On mergers
Geoff Edwards writes: Re. “Mayne: NSW council mergers are well overdue” (Monday). I hope that Stephen Mayne isn’t making the mistake of assuming that a background in business is a necessary or even a desirable qualification to be a local government councillor. Yes, as councils amalgamate to become large multi-million-dollar corporations, a higher level of sophistication is required amongst the elected leaders – councils made up of farmers and teachers serving as part-time volunteers will struggle. But business administration is not public administration. A council is there to protect and advance the public interest and this does not equate to the commercial strength of the municipality. To govern well, a municipal authority requires people with a spread of skills and political orientations and with good roots in the community. Talent and experience are not the preserve of the business sector and Stephen doesn’t require me to remind him of the insularity of the self-serving professional director class in business.

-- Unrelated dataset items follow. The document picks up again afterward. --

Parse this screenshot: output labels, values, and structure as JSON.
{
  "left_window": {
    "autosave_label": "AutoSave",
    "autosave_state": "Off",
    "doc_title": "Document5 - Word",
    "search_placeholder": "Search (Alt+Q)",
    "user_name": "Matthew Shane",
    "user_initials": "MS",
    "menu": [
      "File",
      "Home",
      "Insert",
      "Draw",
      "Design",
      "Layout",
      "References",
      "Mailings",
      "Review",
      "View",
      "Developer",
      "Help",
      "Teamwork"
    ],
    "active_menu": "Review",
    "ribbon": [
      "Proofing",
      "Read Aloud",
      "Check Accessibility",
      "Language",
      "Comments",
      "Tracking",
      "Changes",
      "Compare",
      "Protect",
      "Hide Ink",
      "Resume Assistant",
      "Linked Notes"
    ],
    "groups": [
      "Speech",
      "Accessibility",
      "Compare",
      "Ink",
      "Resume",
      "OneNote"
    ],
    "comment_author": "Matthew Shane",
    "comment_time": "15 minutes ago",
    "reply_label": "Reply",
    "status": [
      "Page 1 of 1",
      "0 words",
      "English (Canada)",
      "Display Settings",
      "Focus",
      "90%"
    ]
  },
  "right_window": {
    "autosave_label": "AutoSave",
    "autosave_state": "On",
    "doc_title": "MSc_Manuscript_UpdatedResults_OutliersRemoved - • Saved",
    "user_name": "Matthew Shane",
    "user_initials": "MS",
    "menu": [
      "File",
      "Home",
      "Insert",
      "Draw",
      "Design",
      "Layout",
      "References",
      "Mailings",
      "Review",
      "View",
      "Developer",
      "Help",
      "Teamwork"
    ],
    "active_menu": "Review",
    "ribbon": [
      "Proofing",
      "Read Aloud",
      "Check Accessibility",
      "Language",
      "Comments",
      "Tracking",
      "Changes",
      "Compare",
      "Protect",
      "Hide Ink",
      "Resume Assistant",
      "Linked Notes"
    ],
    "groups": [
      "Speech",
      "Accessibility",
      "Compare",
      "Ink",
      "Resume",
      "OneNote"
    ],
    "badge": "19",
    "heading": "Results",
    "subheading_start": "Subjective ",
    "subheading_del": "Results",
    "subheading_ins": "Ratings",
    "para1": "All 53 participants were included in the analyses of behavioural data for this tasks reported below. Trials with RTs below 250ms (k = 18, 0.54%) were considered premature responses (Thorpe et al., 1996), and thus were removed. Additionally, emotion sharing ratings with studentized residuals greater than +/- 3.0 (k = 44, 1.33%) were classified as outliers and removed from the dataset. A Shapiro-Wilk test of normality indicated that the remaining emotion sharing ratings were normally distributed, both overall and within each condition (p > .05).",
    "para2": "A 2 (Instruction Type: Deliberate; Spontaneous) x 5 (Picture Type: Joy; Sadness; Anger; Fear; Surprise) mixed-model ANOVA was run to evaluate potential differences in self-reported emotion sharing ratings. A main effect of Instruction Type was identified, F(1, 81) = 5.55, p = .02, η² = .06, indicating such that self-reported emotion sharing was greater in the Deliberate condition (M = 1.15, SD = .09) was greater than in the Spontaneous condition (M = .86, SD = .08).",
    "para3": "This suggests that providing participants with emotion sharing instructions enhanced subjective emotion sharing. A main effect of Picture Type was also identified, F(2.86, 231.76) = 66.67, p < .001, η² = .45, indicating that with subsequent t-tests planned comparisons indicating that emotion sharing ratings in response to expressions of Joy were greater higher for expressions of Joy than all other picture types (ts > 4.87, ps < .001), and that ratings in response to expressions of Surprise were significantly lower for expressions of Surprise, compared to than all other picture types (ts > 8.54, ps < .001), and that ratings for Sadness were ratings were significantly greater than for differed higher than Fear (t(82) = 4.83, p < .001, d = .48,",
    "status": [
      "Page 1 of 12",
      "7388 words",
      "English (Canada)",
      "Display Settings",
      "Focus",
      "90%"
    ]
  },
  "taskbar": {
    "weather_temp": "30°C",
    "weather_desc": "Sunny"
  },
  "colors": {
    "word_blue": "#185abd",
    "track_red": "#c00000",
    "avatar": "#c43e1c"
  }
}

I wouldn’t be too complimentary towards Jeff Kennett’s forced amalgamations. They gave the neoliberalisation of our governments a big push along. I was a councillor and Shire President in pre-amalgamation Victoria. Our council was abolished during the Kennett era. While some state-level coercion was probably necessary to hasten the tentative moves that some councils (including ours) were making anyway to amalgamate, we always held that our amalgamation with a pro-development council and more generally the installation of pro-development commissioners, many with little local government experience, had a hidden agenda: weakening town planning controls. Control over development decisions is the Achilles heel of local government and won’t be helped by populating councils with pro-business directors.
On Razer’s pet peeves
Helen Robertson writes: Re. “10 things I hate about 2015” (yesterday). I, like Helen Razer, am irked by the “paleo diet”. Those who invented it and promote it haven’t given a skerrick of thought to what people in the Palaeolithic age actually had available to eat.
Pottery and metal containers hadn’t been invented so making broth would have been extremely difficult. There is a very old technique of heating water which can be done in a hollowed out wooden dish; you put water in the dish and heat clean stones in the fire and then pick them up with a pair of sticks and drop them in the water till it’s hot. However this doesn’t lend itself to simmering a broth.

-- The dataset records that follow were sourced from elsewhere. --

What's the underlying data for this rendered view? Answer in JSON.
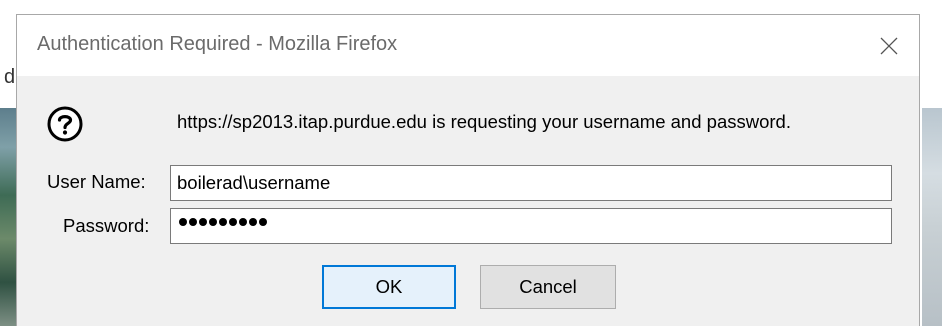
{
  "window": {
    "title": "Authentication Required - Mozilla Firefox",
    "close_icon": "close-icon"
  },
  "background": {
    "left_glyph": "d"
  },
  "dialog": {
    "icon": "question-icon",
    "message": "https://sp2013.itap.purdue.edu is requesting your username and password.",
    "username_label": "User Name:",
    "username_value": "boilerad\\username",
    "password_label": "Password:",
    "password_masked": "•••••••••",
    "password_length": 9,
    "ok_label": "OK",
    "cancel_label": "Cancel"
  },
  "colors": {
    "accent_focus": "#0078d7",
    "dialog_bg": "#f0f0f0",
    "title_text": "#6b6b6b"
  }
}
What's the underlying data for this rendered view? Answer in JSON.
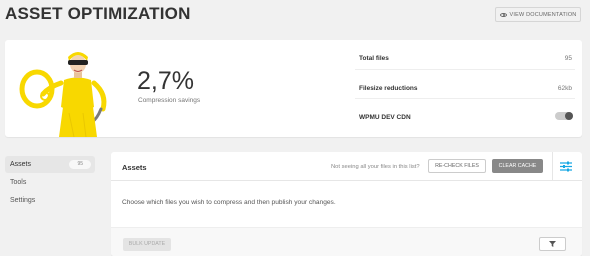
{
  "page": {
    "title": "ASSET OPTIMIZATION",
    "view_docs_label": "VIEW DOCUMENTATION"
  },
  "summary": {
    "compression_value": "2,7%",
    "compression_label": "Compression savings",
    "rows": [
      {
        "label": "Total files",
        "value": "95"
      },
      {
        "label": "Filesize reductions",
        "value": "62kb"
      },
      {
        "label": "WPMU DEV CDN",
        "toggle_on": false
      }
    ]
  },
  "nav": {
    "items": [
      {
        "label": "Assets",
        "count": "95",
        "active": true
      },
      {
        "label": "Tools"
      },
      {
        "label": "Settings"
      }
    ]
  },
  "assets": {
    "title": "Assets",
    "hint": "Not seeing all your files in this list?",
    "recheck_label": "RE-CHECK FILES",
    "clear_cache_label": "CLEAR CACHE",
    "description": "Choose which files you wish to compress and then publish your changes.",
    "bulk_update_label": "BULK UPDATE"
  },
  "colors": {
    "accent_blue": "#17a8e3",
    "mascot_yellow": "#f8d800"
  },
  "icons": [
    "eye-icon",
    "settings-sliders-icon",
    "filter-icon",
    "toggle-switch"
  ]
}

Studies of Palaeolithic diets in the fossil record and in modern hunters and gatherers shows that starchy yams and tubers and seeds were welcomed, insects and reptiles and small mammals were staples, and, while red meat from large animals was favoured it was very hard to get. Bacon was impossible! People ate what was available in their part of the world, from arctic to desert and sea coast to forest.
Ads on Aunty
John Richardson writes: Re. “Is Michelle Guthrie going to sell ads on your ABC?” (Monday). So, Michelle Guthrie will bring her “business acumen, record in content-making across an array of platforms, a deep understanding of audience needs & corporate responsibility for promoting issues like diversity” to her new role as Managing Director of “our” ABC? As well as “monetising” everything in sight, Michelle will doubtless leap tall buildings in a single bound as well. So what?
This little black duck would just like a response to his letter of complaint addressed to her predecessor: even an acknowledgement would help. But who really cares about customer service when the boss has “a deep understanding of audience needs & corporate responsibility”?
As she leaps out of bed every morning, eager to show “our” ABC how it’s done, maybe Michelle could turn the dial on her digital radio back 50 years and cop an ear-full of the self-indulgent, self-serving pap that is served-up to the dwindling brain-dead audience of ABC Radio South-East, where liberal politicians enjoy free reign to spruik their wares unchallenged; where significant community issues are ignored so as to avoid frightening the natives; where, for many, membership of a knitting circle is what equates to “journalism”.
It’s too late to ponder whether advertising will contribute anything to “our” ABC, Michelle. At the rate that viewers and listeners are abandoning ship, I doubt that any sensible marketer would see any value in using the ABC as a promotional vehicle anyway. What the ABC really needs is someone who is simply prepared to drag the corpse outside and bury it.